I think a Friend of the Devil was Truckin’ down to the Big Muddy River was inspired by St. Stephen and Some Fire on the Mountain. They grabbed a bit of Stella Blue with a Touch of Gray paint and used their Crazy Fingers to paint on the Brokedown Palace of granite.
Let’s clear this up right off the bat. Painting nature is bad. Unauthorized graffiti is bad. All that being said finding out the history of something that has definitely a part of our lives is good.
Mark Holmberg makes an attempt to find out Who gave birth to Dead Rock?
Legend has it the Grateful Dead played an early show or two in Richmond in the ’70s, well before they were banned from RVA in ’85 because of a mini-riot at the Coliseum and LSD overdoses. (I reviewed that show for the Richmond Times-Dispatch. It was quite the night.)
Some believe the Dead partied on Belle Isle while they were here. (It was easy access then because of the pre-Lee Bridge causeway and the island’s steel mill had shut down.)

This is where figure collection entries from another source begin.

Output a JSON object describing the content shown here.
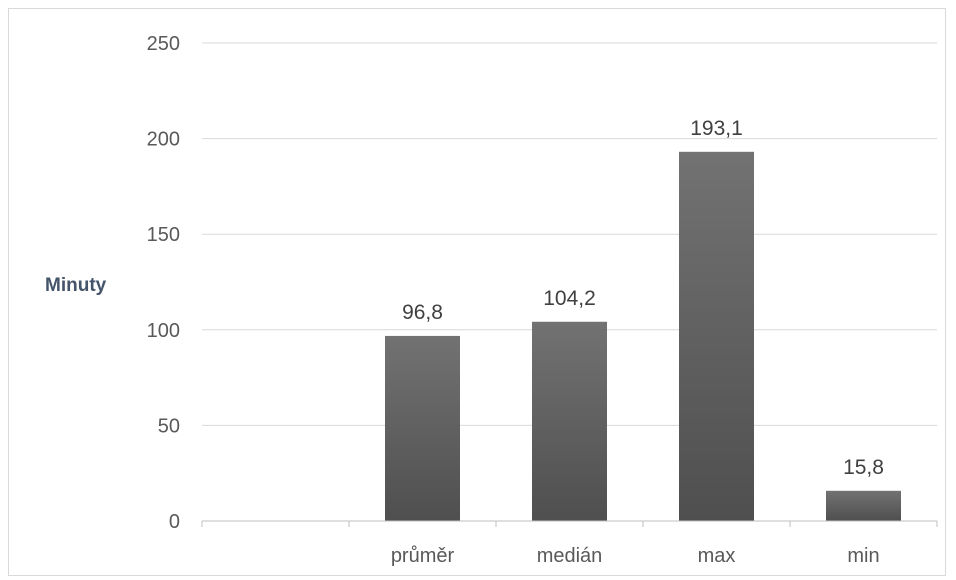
{
  "chart_data": {
    "type": "bar",
    "categories": [
      "",
      "průměr",
      "medián",
      "max",
      "min"
    ],
    "values": [
      null,
      96.8,
      104.2,
      193.1,
      15.8
    ],
    "value_labels": [
      "",
      "96,8",
      "104,2",
      "193,1",
      "15,8"
    ],
    "ylabel": "Minuty",
    "ylim": [
      0,
      250
    ],
    "yticks": [
      0,
      50,
      100,
      150,
      200,
      250
    ],
    "grid": true,
    "bar_color": "#636363"
  }
}
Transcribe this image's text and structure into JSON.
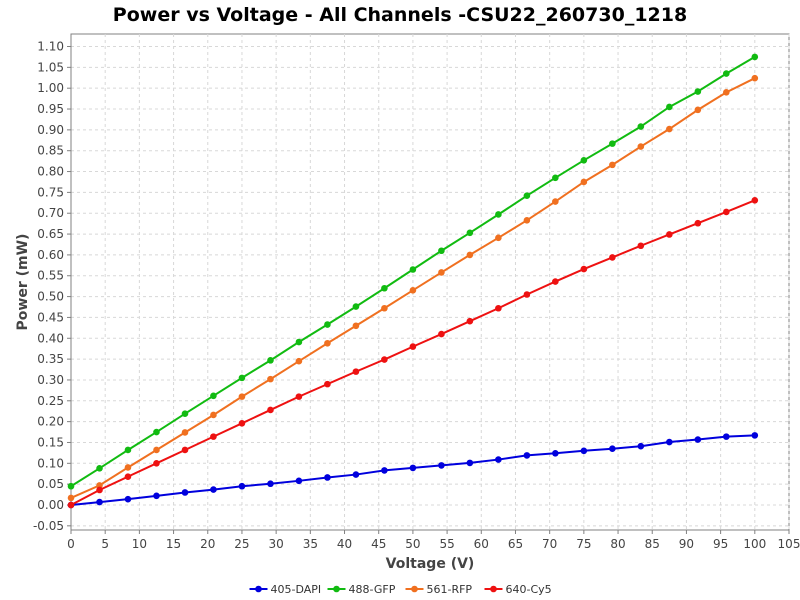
{
  "chart_data": {
    "type": "line",
    "title": "Power vs Voltage - All Channels -CSU22_260730_1218",
    "xlabel": "Voltage (V)",
    "ylabel": "Power (mW)",
    "xlim": [
      0,
      105
    ],
    "ylim": [
      -0.06,
      1.13
    ],
    "xticks": [
      0,
      5,
      10,
      15,
      20,
      25,
      30,
      35,
      40,
      45,
      50,
      55,
      60,
      65,
      70,
      75,
      80,
      85,
      90,
      95,
      100,
      105
    ],
    "yticks": [
      -0.05,
      0.0,
      0.05,
      0.1,
      0.15,
      0.2,
      0.25,
      0.3,
      0.35,
      0.4,
      0.45,
      0.5,
      0.55,
      0.6,
      0.65,
      0.7,
      0.75,
      0.8,
      0.85,
      0.9,
      0.95,
      1.0,
      1.05,
      1.1
    ],
    "grid": true,
    "legend_position": "bottom",
    "x": [
      0,
      4.17,
      8.33,
      12.5,
      16.67,
      20.83,
      25,
      29.17,
      33.33,
      37.5,
      41.67,
      45.83,
      50,
      54.17,
      58.33,
      62.5,
      66.67,
      70.83,
      75,
      79.17,
      83.33,
      87.5,
      91.67,
      95.83,
      100
    ],
    "series": [
      {
        "name": "405-DAPI",
        "color": "#0000dd",
        "values": [
          0.0,
          0.007,
          0.014,
          0.022,
          0.03,
          0.037,
          0.045,
          0.051,
          0.058,
          0.066,
          0.073,
          0.083,
          0.089,
          0.095,
          0.101,
          0.109,
          0.119,
          0.124,
          0.13,
          0.135,
          0.141,
          0.151,
          0.157,
          0.164,
          0.167
        ]
      },
      {
        "name": "488-GFP",
        "color": "#11bb11",
        "values": [
          0.045,
          0.088,
          0.132,
          0.175,
          0.219,
          0.262,
          0.305,
          0.347,
          0.391,
          0.433,
          0.476,
          0.52,
          0.565,
          0.61,
          0.653,
          0.697,
          0.742,
          0.785,
          0.827,
          0.867,
          0.908,
          0.955,
          0.992,
          1.035,
          1.075
        ]
      },
      {
        "name": "561-RFP",
        "color": "#f07020",
        "values": [
          0.017,
          0.047,
          0.09,
          0.132,
          0.174,
          0.216,
          0.26,
          0.302,
          0.345,
          0.388,
          0.43,
          0.472,
          0.515,
          0.558,
          0.6,
          0.641,
          0.683,
          0.728,
          0.775,
          0.816,
          0.86,
          0.902,
          0.948,
          0.99,
          1.024
        ]
      },
      {
        "name": "640-Cy5",
        "color": "#ee1111",
        "values": [
          0.0,
          0.036,
          0.068,
          0.1,
          0.132,
          0.164,
          0.196,
          0.228,
          0.26,
          0.29,
          0.32,
          0.349,
          0.38,
          0.41,
          0.441,
          0.472,
          0.505,
          0.536,
          0.566,
          0.594,
          0.622,
          0.649,
          0.676,
          0.703,
          0.731
        ]
      }
    ]
  }
}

Hit the previous link to find the other theory which is told by Ralph White who knows more about the James River Park than I know about anything in the world.
It’s worth pointing out that the James River Park System (Friends of the James River) who provided the picture above also came to the same conclusions that Holmberg did but say it much more condensed version.
In 1967, the Grateful Dead band had a party here after a show in Richmond.
Folklore has it that a family from the nearby neighborhood of Oregon Hill painted this design from the cover of a record album in memory of one of their sons who loved the band.
Although graffiti in the park is strictly prohibited and enforced by law, ‘Dead Rock’ is a historic landmark because it existed before Belle Isle opened in 1991 as parkland. This rock is likely the MOST POPULAR SPOT in the James River Park System. ROCK and roll!